我需要提取某个特定日期范围(2018年1月-2018年3月)之间的所有记录,这些日期范围是星期日中午12点至星期五下午1点。按周分组
SELECT col1,
Sum(col2)
FROM (SELECT *
FROM (SELECT col1,
col2,
Datename(dw, [date_col]) AS day_of_week,
date_col
FROM table
WHERE Datename(dw, [update_date]) != 'Saturday'
--eliminate Saturday records
) a
WHERE ( Cast(update_date AS TIME) < '12:00'
AND day_of_week != 'Sunday' )
--eliminate Sunday records before noon
) b
WHERE ( day_of_week != 'Friday'
OR Cast(update_date AS TIME) > '13:00' )
--eliminate Friday records after 1PM
答案 0 :(得分:1)
经过编辑以反映DATEPART(dw,...)的正确返回值
您可以执行逻辑以确定在子查询SELECT中的CASE语句中哪些日期/小时组合有效,然后在外部查询中按星期编号分组。
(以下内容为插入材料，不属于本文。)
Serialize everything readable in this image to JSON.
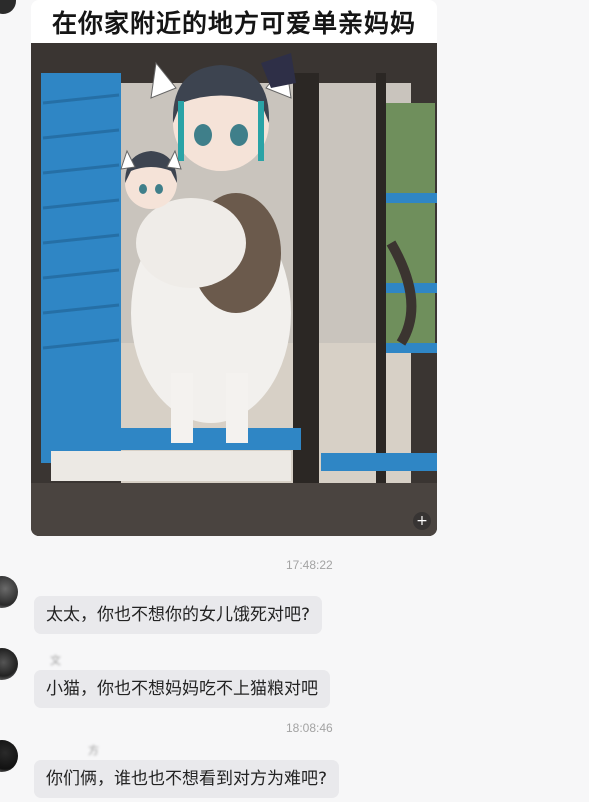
{
  "meme": {
    "caption": "在你家附近的地方可爱单亲妈妈",
    "expand_glyph": "+"
  },
  "messages": [
    {
      "timestamp": "17:48:22",
      "sender": "  ",
      "text": "太太，你也不想你的女儿饿死对吧?"
    },
    {
      "timestamp": "",
      "sender": "文",
      "text": "小猫，你也不想妈妈吃不上猫粮对吧"
    },
    {
      "timestamp": "18:08:46",
      "sender": "方",
      "text": "你们俩，谁也也不想看到对方为难吧?"
    }
  ],
  "colors": {
    "background": "#f7f7f8",
    "bubble": "#e9e9ec",
    "timestamp": "#a3a3a3",
    "blue_wall": "#2f86c5"
  }
}
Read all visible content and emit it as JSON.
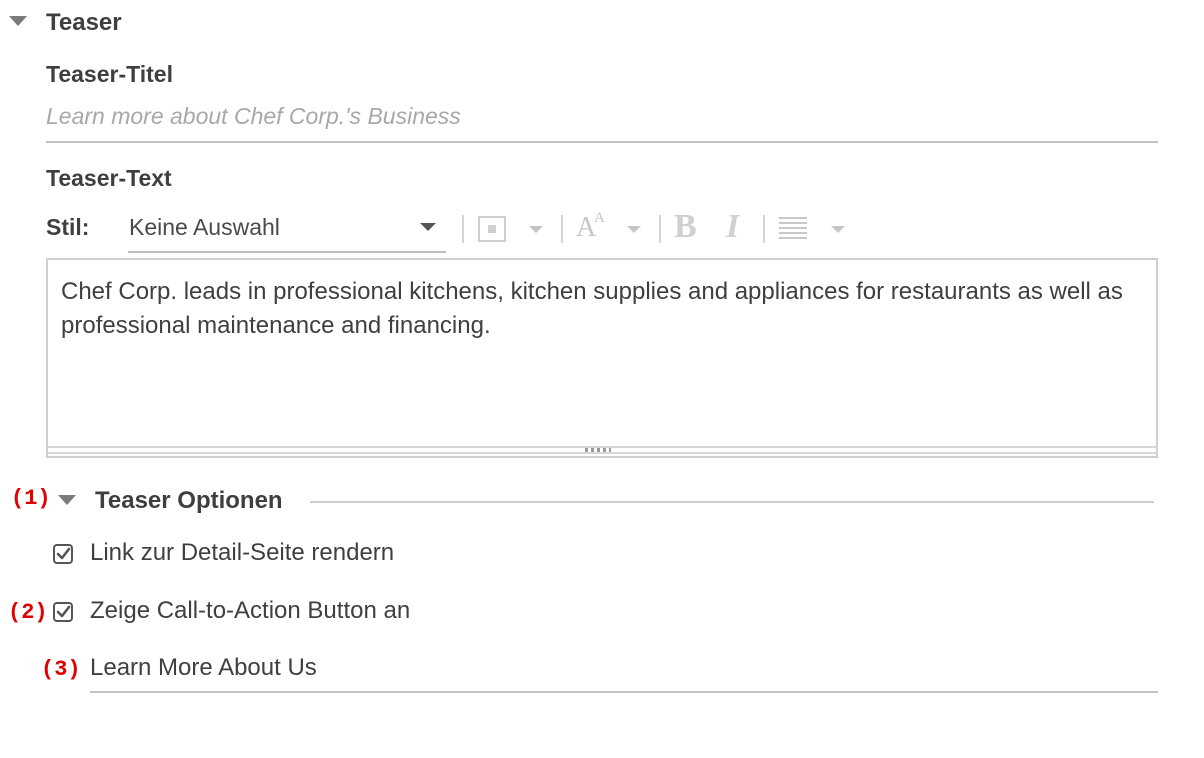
{
  "teaser_section": {
    "title": "Teaser",
    "title_field": {
      "label": "Teaser-Titel",
      "placeholder": "Learn more about Chef Corp.'s Business"
    },
    "text_field": {
      "label": "Teaser-Text",
      "toolbar": {
        "style_label": "Stil:",
        "style_value": "Keine Auswahl",
        "font_size_glyph": "A",
        "font_size_small_glyph": "A",
        "bold_glyph": "B",
        "italic_glyph": "I"
      },
      "content": "Chef Corp. leads in professional kitchens, kitchen supplies and appliances for restaurants as well as professional maintenance and financing."
    }
  },
  "options_section": {
    "marker": "(1)",
    "title": "Teaser Optionen",
    "link_checkbox": {
      "label": "Link zur Detail-Seite rendern",
      "checked": true
    },
    "cta_checkbox": {
      "marker": "(2)",
      "label": "Zeige Call-to-Action Button an",
      "checked": true
    },
    "cta_text": {
      "marker": "(3)",
      "value": "Learn More About Us"
    }
  },
  "colors": {
    "marker": "#e00000",
    "text": "#3f3f3f",
    "placeholder": "#a8a8a8"
  },
  "icons": [
    "collapse-triangle-icon",
    "dropdown-arrow-icon",
    "block-style-icon",
    "font-size-icon",
    "bold-icon",
    "italic-icon",
    "align-icon",
    "resize-grip-icon",
    "checkbox-checked-icon"
  ]
}
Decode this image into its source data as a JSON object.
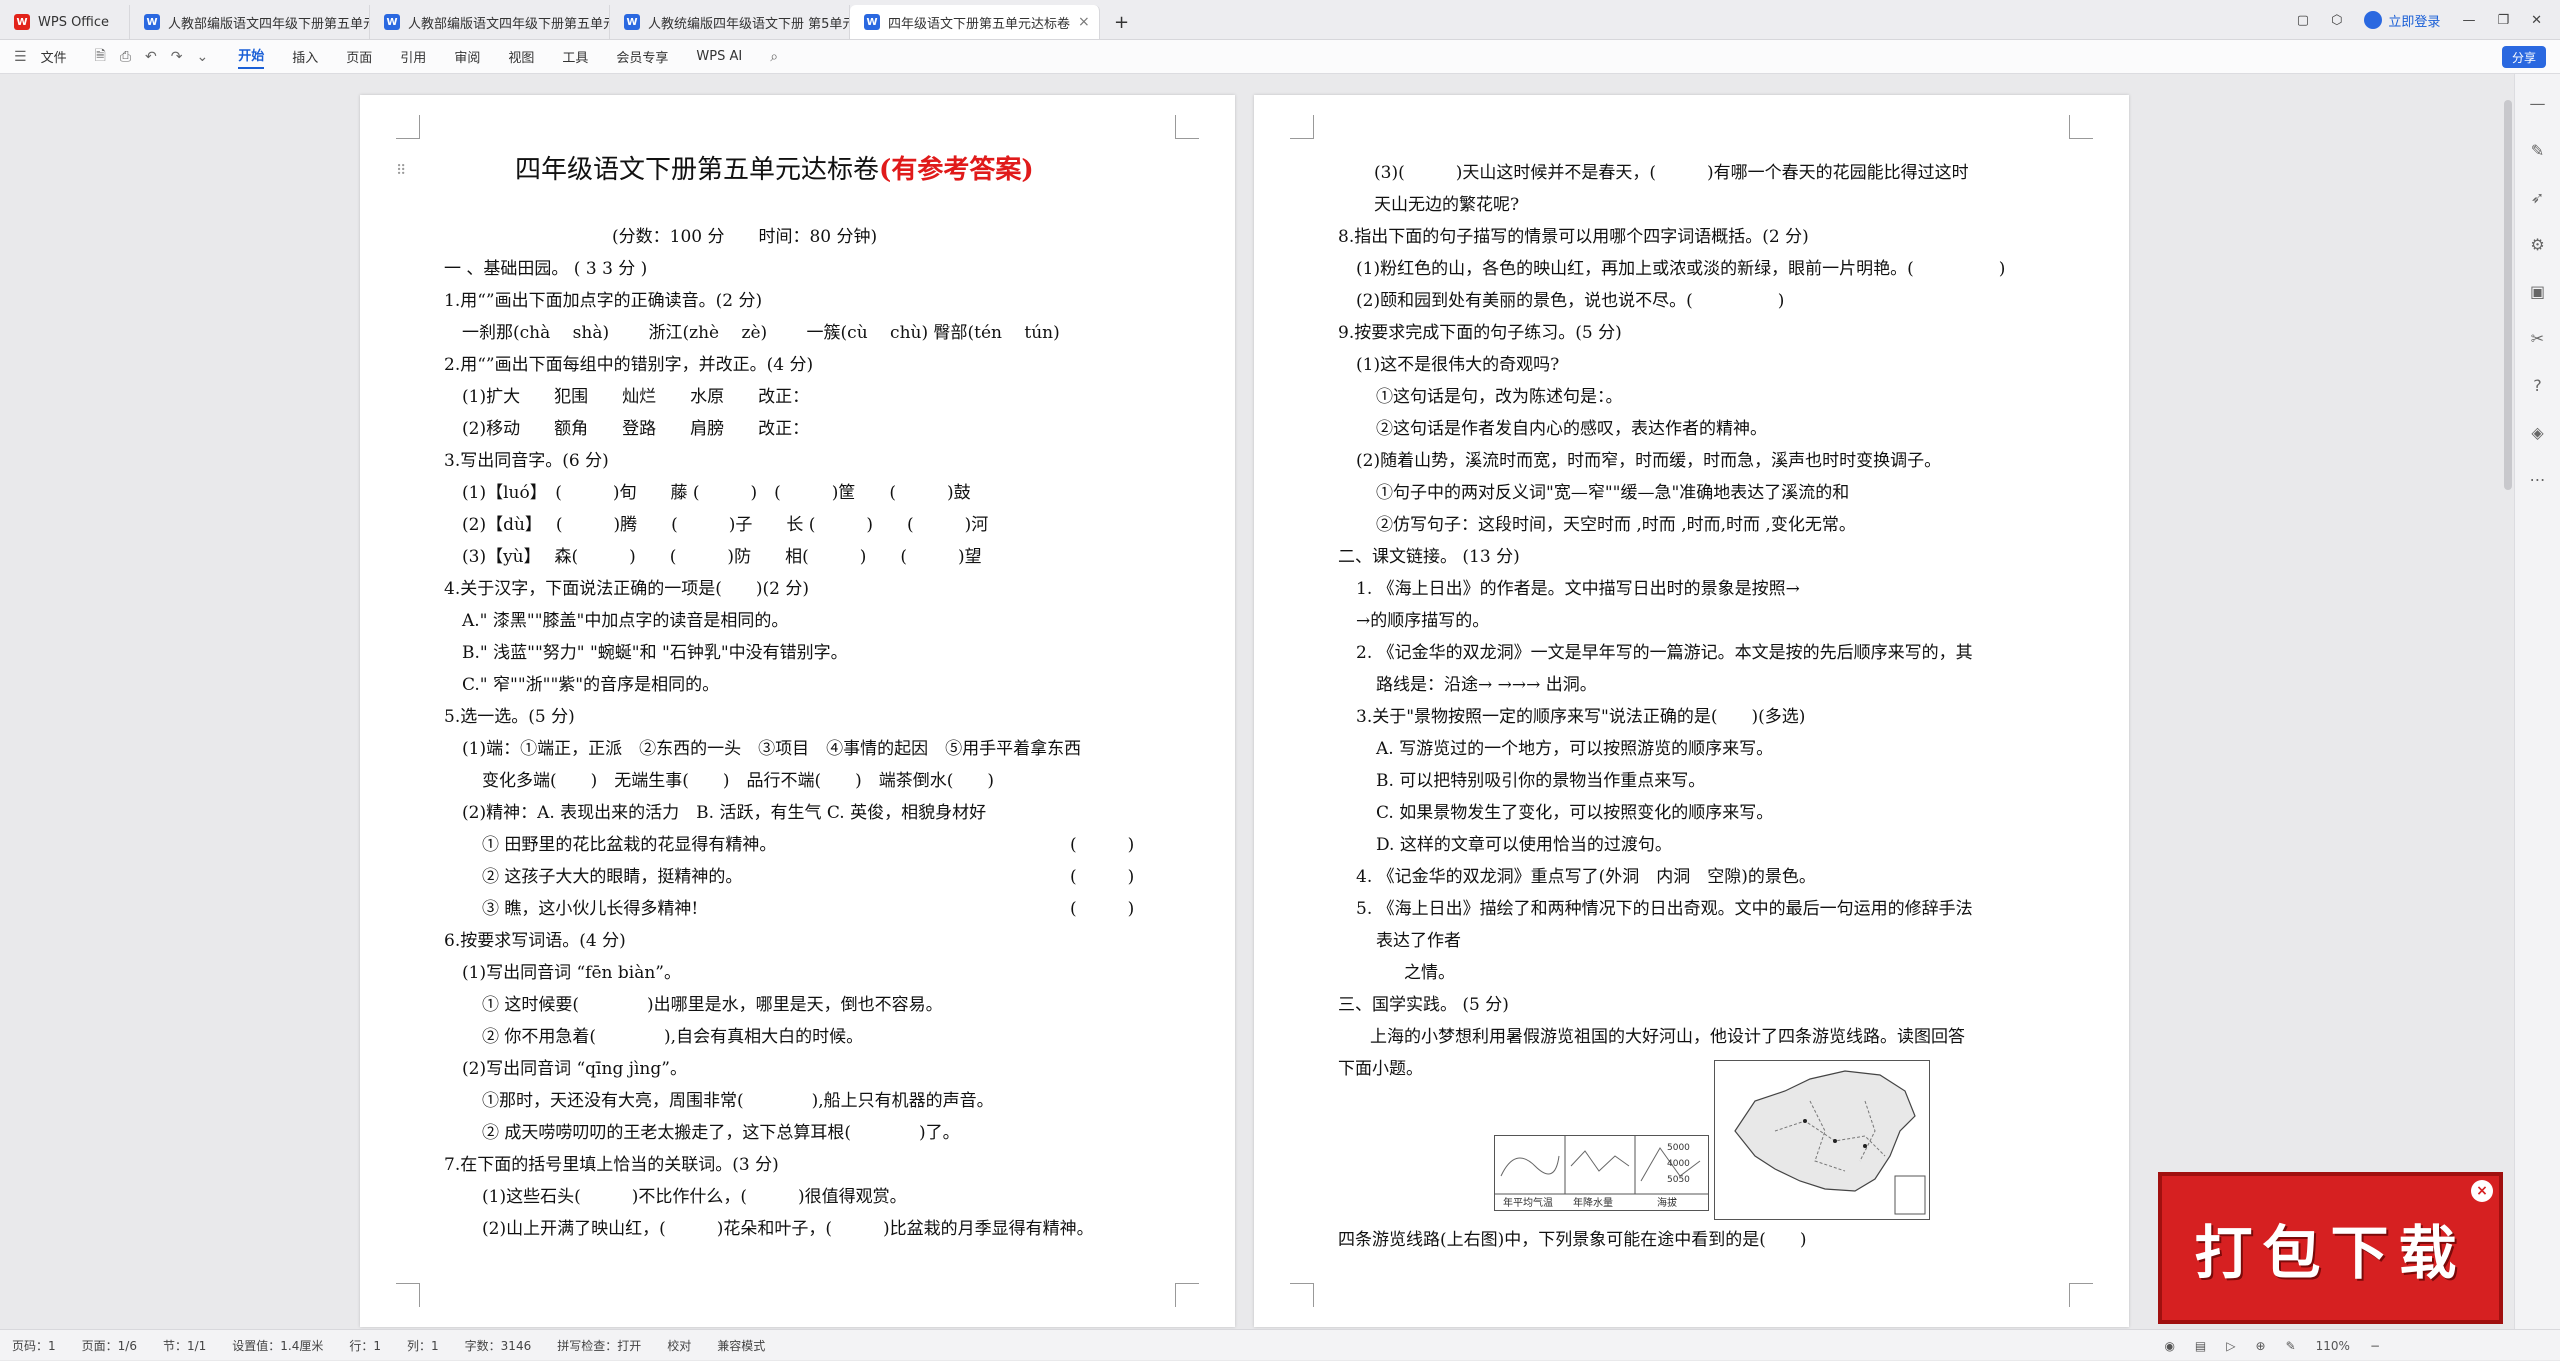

这将简化WHERE子句。我发现这种样式的不透明性较小,并且更易于长期维护。
下面的示例已在Microsoft SQL SERVER上进行了测试。
SELECT
DATEPART(wk, Update_Date) AS GroupByWeek
, col1
, SUM(col2)
FROM (
SELECT
col1
, col2
, Update_Date
, CASE
WHEN DATEPART(dw, Update_Date) = 1 AND DATEPART(hh, Update_Date) >= 12 THEN 1
WHEN DATEPART(dw, Update_Date) = 6 AND DATEPART(hh, Update_Date) < 13 THEN 1
WHEN DATEPART(dw, Update_Date) BETWEEN 2 AND 5 THEN 1
ELSE 0
END AS FallsInWindow
FROM table
) RowsInWindow
WHERE
RowsInWindow.Update_Date BETWEEN '2018-01-01' AND '2018-04-01'
AND RowsInWindow.FallsInWindow = 1
GROUP BY
DATEPART(wk, Update_Date)
, col1
ORDER BY GroupByWeek
答案 1 :(得分:0)
SELECT col1, Sum(col2)
FROM [table]
WHERE Datename(dw, [update_date]) <> 'Saturday'
OR
NOT ( Cast(update_date AS TIME) < '12:00'
AND Datename(dw, [update_date]) == 'Sunday' )
OR
NOT ( Datename(dw, [update_date]) == 'Friday'
AND Cast(update_date AS TIME) > '13:00' )
group by col1, datepart(week, update_date);
答案 2 :(得分:0)
您可以使用以下条件:
WHERE update_date >= '2018-01-01' -- between Jan 2018
AND update_date < '2018-04-01' -- and Mar 2018
AND (
DATENAME(dw, update_date) = 'Sunday' AND CAST(update_date AS TIME) >= '12:00' OR
DATENAME(dw, update_date) IN ('Monday', 'Tuesday', 'Wednesday', 'Thursday') OR
DATENAME(dw, update_date) = 'Friday' AND CAST(update_date AS TIME) < '13:00'
)